Analysts are predicting Nvidia's data center revenue to grow from 5.5 billion annually to 20 billion which is the revised prediction after A100 was released. Nvidia's market capitalization is close to Intel's right now. The reason being that the data center market is growing at an explosive speed and products from Intel and AMD are not perceived a threat in the near future(analysts already know what next gen AMD and Intel products look like as they are well connected). From the tone of your post, it seems you perceive A100 as a failure but your own bias is blurring your vision to what should be obvious. Look at the reaction from the markets(NVDA stock has grown 15% since A100 release and analysts have revised Nvidia stock value target from $275 to $420), the tangible benefits of A100 to the data center market and you will realize how blind you were to the success of this product. Scoffing off a100 prowess is just showing your own ignorance.
How compelling ampere will be is difficult to say. I do like that DLSS is improving and becoming more flexible though it's still quite developer dependent it doesn't just work with everything so while it's a great option to have when available it's of no real use otherwise. I'm a much bigger fan of performance or image quality enhancements I can just outright utilize whenever without being reliant on a developer to implement it's functionality.
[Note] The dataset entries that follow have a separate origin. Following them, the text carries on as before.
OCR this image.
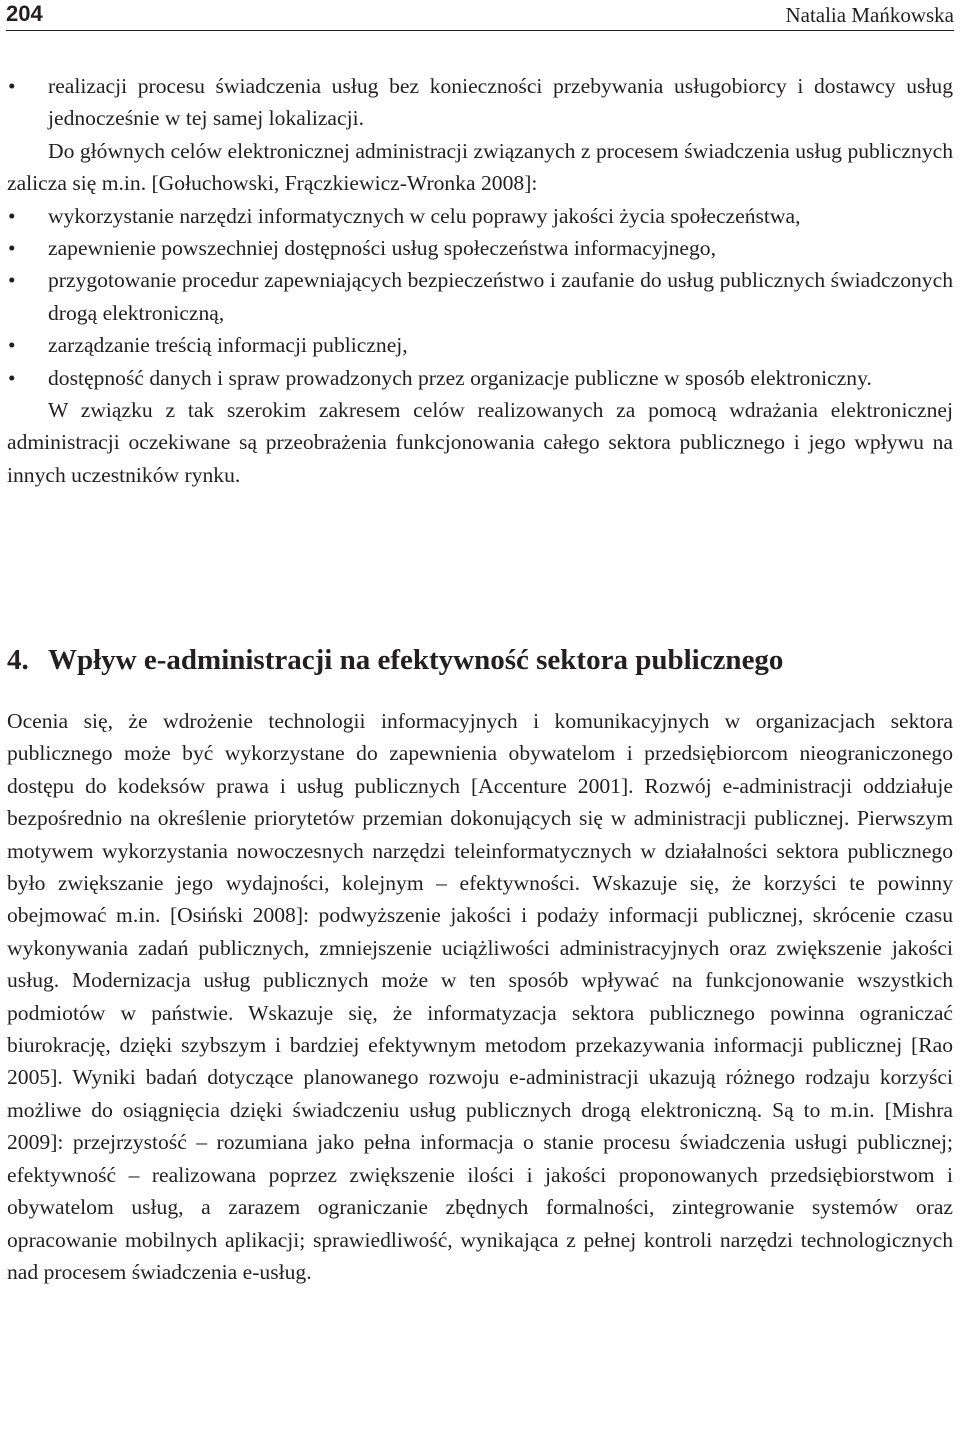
204	Natalia Mańkowska
• realizacji procesu świadczenia usług bez konieczności przebywania usługobiorcy i dostawcy usług jednocześnie w tej samej lokalizacji.

Do głównych celów elektronicznej administracji związanych z procesem świadczenia usług publicznych zalicza się m.in. [Gołuchowski, Frączkiewicz-Wronka 2008]:

• wykorzystanie narzędzi informatycznych w celu poprawy jakości życia społeczeństwa,
• zapewnienie powszechniej dostępności usług społeczeństwa informacyjnego,
• przygotowanie procedur zapewniających bezpieczeństwo i zaufanie do usług publicznych świadczonych drogą elektroniczną,
• zarządzanie treścią informacji publicznej,
• dostępność danych i spraw prowadzonych przez organizacje publiczne w sposób elektroniczny.

W związku z tak szerokim zakresem celów realizowanych za pomocą wdrażania elektronicznej administracji oczekiwane są przeobrażenia funkcjonowania całego sektora publicznego i jego wpływu na innych uczestników rynku.

4. Wpływ e-administracji na efektywność sektora publicznego

Ocenia się, że wdrożenie technologii informacyjnych i komunikacyjnych w organizacjach sektora publicznego może być wykorzystane do zapewnienia obywatelom i przedsiębiorcom nieograniczonego dostępu do kodeksów prawa i usług publicznych [Accenture 2001]. Rozwój e-administracji oddziałuje bezpośrednio na określenie priorytetów przemian dokonujących się w administracji publicznej. Pierwszym motywem wykorzystania nowoczesnych narzędzi teleinformatycznych w działalności sektora publicznego było zwiększanie jego wydajności, kolejnym – efektywności. Wskazuje się, że korzyści te powinny obejmować m.in. [Osiński 2008]: podwyższenie jakości i podaży informacji publicznej, skrócenie czasu wykonywania zadań publicznych, zmniejszenie uciążliwości administracyjnych oraz zwiększenie jakości usług. Modernizacja usług publicznych może w ten sposób wpływać na funkcjonowanie wszystkich podmiotów w państwie. Wskazuje się, że informatyzacja sektora publicznego powinna ograniczać biurokrację, dzięki szybszym i bardziej efektywnym metodom przekazywania informacji publicznej [Rao 2005]. Wyniki badań dotyczące planowanego rozwoju e-administracji ukazują różnego rodzaju korzyści możliwe do osiągnięcia dzięki świadczeniu usług publicznych drogą elektroniczną. Są to m.in. [Mishra 2009]: przejrzystość – rozumiana jako pełna informacja o stanie procesu świadczenia usługi publicznej; efektywność – realizowana poprzez zwiększenie ilości i jakości proponowanych przedsiębiorstwom i obywatelom usług, a zarazem ograniczanie zbędnych formalności, zintegrowanie systemów oraz opracowanie mobilnych aplikacji; sprawiedliwość, wynikająca z pełnej kontroli narzędzi technologicznych nad procesem świadczenia e-usług.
We've seen how well that works with mGPU for CF/SLI I mean hey developers are "lazy" or more appropriately from their own perspective time is money. A little bit of a AMD STANboi...on my Intel CPU & Nvidia GPU...is what it is I did quite like AMD's CPU's prior to bulldozer and it's current CPU from the release Ryzen have been highly "compelling" even if they weren't 100% perfect and continued to extend upon that aspect. They've even managed to make Intel's products drastically more compelling than the dogsh*t products they'd been overpricing and selling to consumers taking advantage of everyone they could.